Inside, the organic form creates a serene, temple-like ambiance, enhanced by a central glass skylight that fills the space with natural light. A circular installation of curved LED panels anchors the store's center, presenting immersive digital content while visually unifying the layout.


Sustainability at Every Layer: Materials and Lifecycle
Sustainability was not an afterthought—it was the store’s central premise. The structure features a prefabricated glued laminated timber (GLT) frame, sourced from reforested pine, covered by a biodegradable outer shell crafted using CNC-milled molds derived from algorithmic modeling.

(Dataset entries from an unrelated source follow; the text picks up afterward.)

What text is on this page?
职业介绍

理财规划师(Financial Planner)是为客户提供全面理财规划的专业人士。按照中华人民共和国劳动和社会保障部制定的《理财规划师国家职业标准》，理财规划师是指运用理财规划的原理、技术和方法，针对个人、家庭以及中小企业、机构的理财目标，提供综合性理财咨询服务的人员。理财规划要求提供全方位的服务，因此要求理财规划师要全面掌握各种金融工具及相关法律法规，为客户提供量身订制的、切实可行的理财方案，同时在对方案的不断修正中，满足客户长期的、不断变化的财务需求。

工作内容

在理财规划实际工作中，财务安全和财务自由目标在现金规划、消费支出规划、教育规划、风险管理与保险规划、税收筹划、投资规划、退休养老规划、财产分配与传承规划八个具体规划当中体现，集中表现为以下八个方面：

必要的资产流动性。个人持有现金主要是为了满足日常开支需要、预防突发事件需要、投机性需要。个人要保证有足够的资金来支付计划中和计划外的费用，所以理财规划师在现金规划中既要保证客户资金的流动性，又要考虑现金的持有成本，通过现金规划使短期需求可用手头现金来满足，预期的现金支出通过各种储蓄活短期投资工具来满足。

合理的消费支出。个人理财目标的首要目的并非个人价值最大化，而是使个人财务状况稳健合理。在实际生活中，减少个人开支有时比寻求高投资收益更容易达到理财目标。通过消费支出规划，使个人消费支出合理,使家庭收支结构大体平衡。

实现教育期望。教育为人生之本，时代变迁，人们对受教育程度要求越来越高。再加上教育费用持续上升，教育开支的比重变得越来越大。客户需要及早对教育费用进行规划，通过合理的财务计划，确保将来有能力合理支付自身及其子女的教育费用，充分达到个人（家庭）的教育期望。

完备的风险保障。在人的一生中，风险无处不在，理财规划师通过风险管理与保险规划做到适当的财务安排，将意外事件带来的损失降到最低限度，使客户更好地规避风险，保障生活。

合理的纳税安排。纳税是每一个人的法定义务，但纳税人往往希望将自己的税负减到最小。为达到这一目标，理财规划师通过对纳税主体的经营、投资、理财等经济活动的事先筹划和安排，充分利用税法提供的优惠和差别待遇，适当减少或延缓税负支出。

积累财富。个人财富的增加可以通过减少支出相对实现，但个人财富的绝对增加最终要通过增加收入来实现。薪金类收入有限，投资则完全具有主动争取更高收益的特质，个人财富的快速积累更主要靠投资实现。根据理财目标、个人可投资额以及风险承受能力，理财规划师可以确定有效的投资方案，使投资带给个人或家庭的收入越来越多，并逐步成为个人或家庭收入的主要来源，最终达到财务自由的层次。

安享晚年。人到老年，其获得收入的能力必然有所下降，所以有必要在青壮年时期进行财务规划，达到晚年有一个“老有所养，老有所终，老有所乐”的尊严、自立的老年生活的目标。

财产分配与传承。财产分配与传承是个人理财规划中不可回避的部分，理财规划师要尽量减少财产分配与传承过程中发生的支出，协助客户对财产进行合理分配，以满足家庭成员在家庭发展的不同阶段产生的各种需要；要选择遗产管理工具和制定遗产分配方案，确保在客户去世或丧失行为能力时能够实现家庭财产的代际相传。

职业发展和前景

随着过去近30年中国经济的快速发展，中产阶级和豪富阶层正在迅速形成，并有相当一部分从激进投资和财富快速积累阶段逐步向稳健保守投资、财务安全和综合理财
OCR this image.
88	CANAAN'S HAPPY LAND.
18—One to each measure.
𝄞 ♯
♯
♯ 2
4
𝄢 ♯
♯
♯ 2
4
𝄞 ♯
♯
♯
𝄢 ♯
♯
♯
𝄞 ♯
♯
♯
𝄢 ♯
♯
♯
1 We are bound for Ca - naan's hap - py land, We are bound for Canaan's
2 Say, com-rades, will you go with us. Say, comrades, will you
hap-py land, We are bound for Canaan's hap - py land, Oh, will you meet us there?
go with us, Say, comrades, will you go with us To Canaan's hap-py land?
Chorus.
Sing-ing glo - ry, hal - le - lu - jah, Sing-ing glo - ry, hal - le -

This waffle-structured shell uses minimal material while maintaining stability and fluidity.
Upon dismantling after its estimated two-year lifespan, the wood components will be fully recycled, and the plaster elements crushed and reused as agricultural fertilizer, feeding the soil with nutrients like calcium and sulfur—completing a virtuous material cycle.

Scalable and Accessible: The Dolce Gusto Neo Kiosks
Building on the flagship’s architectural language, Dolce Gusto Neo’s kiosks, intended for deployment across shopping malls, follow the same flower-inspired five-axis layout and sustainable ethos. Constructed entirely from recycled pine wood, these smaller-scale retail units are digitally fabricated, minimizing waste through precision CNC milling and algorithmic optimization.
The circular LED displays and minimal-waste design strategy carry through into the kiosks, ensuring continuity across the brand’s physical presence while maintaining a low environmental footprint.

Parametric Design and Circular Economy in Architecture
At the heart of the project is the integration of parametric tools, allowing designers to digitally simulate and optimize every aspect of the form—from material thickness to structural performance and fabrication workflow. This approach reduces waste, enhances efficiency, and reimagines construction as a regenerative process, not a destructive one.


A Landmark for Climate-Responsive Retail Design
More than just a product launch, the Dolce Gusto Neo Flagship is an experiential space that embodies the urgency of climate-conscious design. In rejecting polluting materials like concrete and steel in favor of recyclable wood, 3D-printed bioplastics, and algorithm-driven efficiency, Estudio Guto Requena challenges the industry to rethink how we build in the age of environmental crisis.